As a fellow in gynecologic oncology, Nathalie Dauphin McKenzie, M.D., doesn't deliver babies anymore, so it's a good bet that she - and everybody else at the Miller School's hospital in Haiti on McKenzie's last day of volunteering there - will never forget the newborn she helped bring into the world before returning to Miami.
Named Jefferson by his young parents, the healthy baby was the hospital's first birth and provided McKenzie and the rest of the hospital staff a joyous respite from the sadness and suffering that still reduce seasoned trauma surgeons to tears.
"After seeing so much misery, I was glad to be able to take part in something happy," said McKenzie, who was born in Haiti. "And I have to tell you, it wasn't just me. Everybody in the camp - the physicians, the surgeons, the nurses - all gathered for the event, before we kicked them out, just to see something happy."
Indeed, happy images are few and far between at the 240-bed hospital the UM Global Institute/Project Medishare opened just nine days after the January 12 earthquake left hundreds of thousands of people dead or gravely wounded. Arriving January 22, a day after the hospital began accepting patients, McKenzie spent the next four days on an adrenaline rush, pitching in where and whenever needed.

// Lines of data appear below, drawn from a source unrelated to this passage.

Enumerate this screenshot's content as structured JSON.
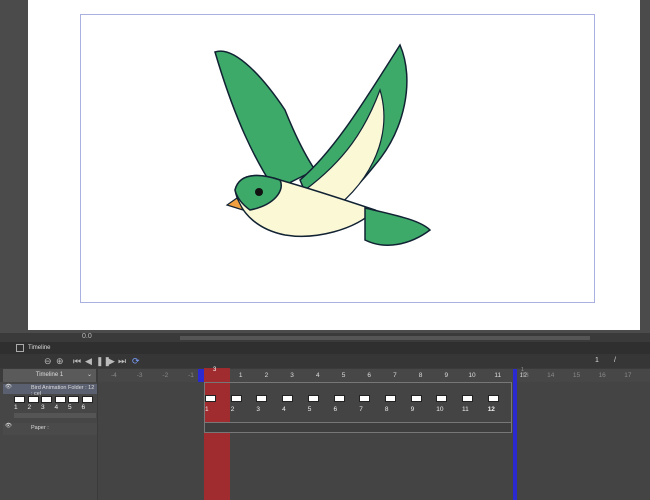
{
  "window": {
    "panel_title": "Timeline",
    "status_zoom": "0.0",
    "page_indicator": "1",
    "page_sep": "/"
  },
  "timeline": {
    "name": "Timeline 1",
    "current_frame": "3",
    "end_marker": "1",
    "ruler_before": [
      "-4",
      "-3",
      "-2",
      "-1"
    ],
    "ruler_in": [
      "1",
      "2",
      "3",
      "4",
      "5",
      "6",
      "7",
      "8",
      "9",
      "10",
      "11",
      "12"
    ],
    "ruler_after": [
      "13",
      "14",
      "15",
      "16",
      "17"
    ]
  },
  "layers": [
    {
      "name": "Bird Animation Folder : 12 : cel",
      "cells": [
        "1",
        "2",
        "3",
        "4",
        "5",
        "6"
      ]
    },
    {
      "name": "Paper :"
    }
  ],
  "track_cells": [
    "1",
    "2",
    "3",
    "4",
    "5",
    "6",
    "7",
    "8",
    "9",
    "10",
    "11",
    "12"
  ],
  "colors": {
    "playhead": "#b0282c",
    "bird_green": "#3daa6a",
    "bird_cream": "#fbf8d6",
    "beak": "#f0a040"
  }
}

"We worked day and night as the helicopters dropped off wounded people by the dozen every couple of hours," McKenzie recalled. "Particularly heartbreaking were the severely wounded children who called out in agony for their parents, except their moms and dads had died in the quake. Equally hard was having to make room for more incoming casualties, and because of this, watching patients whom we had finished casting or debriding limp back to the streets on crutches with no home or family to go to."
McKenzie also was reunited with her father who, unharmed by the quake, visited the camp. But his daughter could only manage to spare him an hour.

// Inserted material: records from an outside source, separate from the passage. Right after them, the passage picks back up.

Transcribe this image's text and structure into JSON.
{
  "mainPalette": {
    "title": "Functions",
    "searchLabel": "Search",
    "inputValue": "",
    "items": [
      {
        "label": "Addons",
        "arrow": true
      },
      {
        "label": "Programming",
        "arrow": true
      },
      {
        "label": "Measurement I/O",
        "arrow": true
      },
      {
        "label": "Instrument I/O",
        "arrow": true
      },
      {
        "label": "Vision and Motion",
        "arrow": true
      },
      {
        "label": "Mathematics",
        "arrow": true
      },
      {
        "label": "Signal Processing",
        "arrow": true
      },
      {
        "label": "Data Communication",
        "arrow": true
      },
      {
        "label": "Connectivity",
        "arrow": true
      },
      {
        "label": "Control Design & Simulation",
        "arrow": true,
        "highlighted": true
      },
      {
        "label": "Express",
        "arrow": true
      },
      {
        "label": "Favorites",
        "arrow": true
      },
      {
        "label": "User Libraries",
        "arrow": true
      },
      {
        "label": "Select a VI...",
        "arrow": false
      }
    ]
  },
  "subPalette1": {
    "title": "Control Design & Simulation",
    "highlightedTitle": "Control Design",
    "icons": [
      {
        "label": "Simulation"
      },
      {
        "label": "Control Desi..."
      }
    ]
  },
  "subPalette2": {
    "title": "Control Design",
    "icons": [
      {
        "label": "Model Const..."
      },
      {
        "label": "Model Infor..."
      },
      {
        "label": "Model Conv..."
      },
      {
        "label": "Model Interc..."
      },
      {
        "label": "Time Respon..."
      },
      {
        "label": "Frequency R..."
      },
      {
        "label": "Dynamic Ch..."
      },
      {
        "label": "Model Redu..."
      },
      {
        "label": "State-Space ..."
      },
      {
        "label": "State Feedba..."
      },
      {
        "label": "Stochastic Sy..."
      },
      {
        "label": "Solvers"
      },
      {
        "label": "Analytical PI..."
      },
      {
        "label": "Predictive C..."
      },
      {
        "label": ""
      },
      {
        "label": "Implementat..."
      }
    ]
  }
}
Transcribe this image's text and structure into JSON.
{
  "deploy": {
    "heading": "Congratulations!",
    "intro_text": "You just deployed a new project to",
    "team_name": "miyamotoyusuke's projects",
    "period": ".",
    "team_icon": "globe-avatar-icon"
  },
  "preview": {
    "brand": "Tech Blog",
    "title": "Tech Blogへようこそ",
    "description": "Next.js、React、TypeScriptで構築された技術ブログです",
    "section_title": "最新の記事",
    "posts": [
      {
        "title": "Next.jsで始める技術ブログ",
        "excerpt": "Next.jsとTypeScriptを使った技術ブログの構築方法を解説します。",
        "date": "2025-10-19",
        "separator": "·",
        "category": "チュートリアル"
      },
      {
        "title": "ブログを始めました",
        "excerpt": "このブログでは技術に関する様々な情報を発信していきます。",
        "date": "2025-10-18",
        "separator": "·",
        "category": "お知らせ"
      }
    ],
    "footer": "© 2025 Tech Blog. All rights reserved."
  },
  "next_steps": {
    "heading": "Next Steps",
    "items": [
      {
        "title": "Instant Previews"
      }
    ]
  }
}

"By the end of that hour, I could not bring myself to be away from my patients any longer as I felt they needed me more,'' she said. "I kissed my dad goodbye, but I know he understood."
The evening before McKenzie's return to Miami, the expectant mother who would infuse the camp with joy came to the hospital in the early stages of labor. McKenzie examined her and was delighted to learn she was healthy, and her first birth showed no signs of complications. As the labor progressed through the next day, McKenzie's main concern was whether the baby would arrive before her scheduled 2 p.m. flight home.
But like so much in Haiti, the flight was delayed and, at 4:30 p.m., Jefferson arrived and McKenzie was able to hand him to his relieved mother. Without a scale, the doctor estimated he weighed 5 pounds.
"I got to hug the father and the new mom's older sister and watch as the new family bonded,'' McKenzie said. She also had time to rummage through the supply hut and put together a newborn starter kit, with some booties, blankets, bibs, baby bottles and a week's worth of diapers.
She could not, however, give the new family what they and tens of thousands of other families now need most: a home.
"Luckily, they didn't lose any family members," McKenzie said, "but they did lose their home so they have no home to bring this newborn to."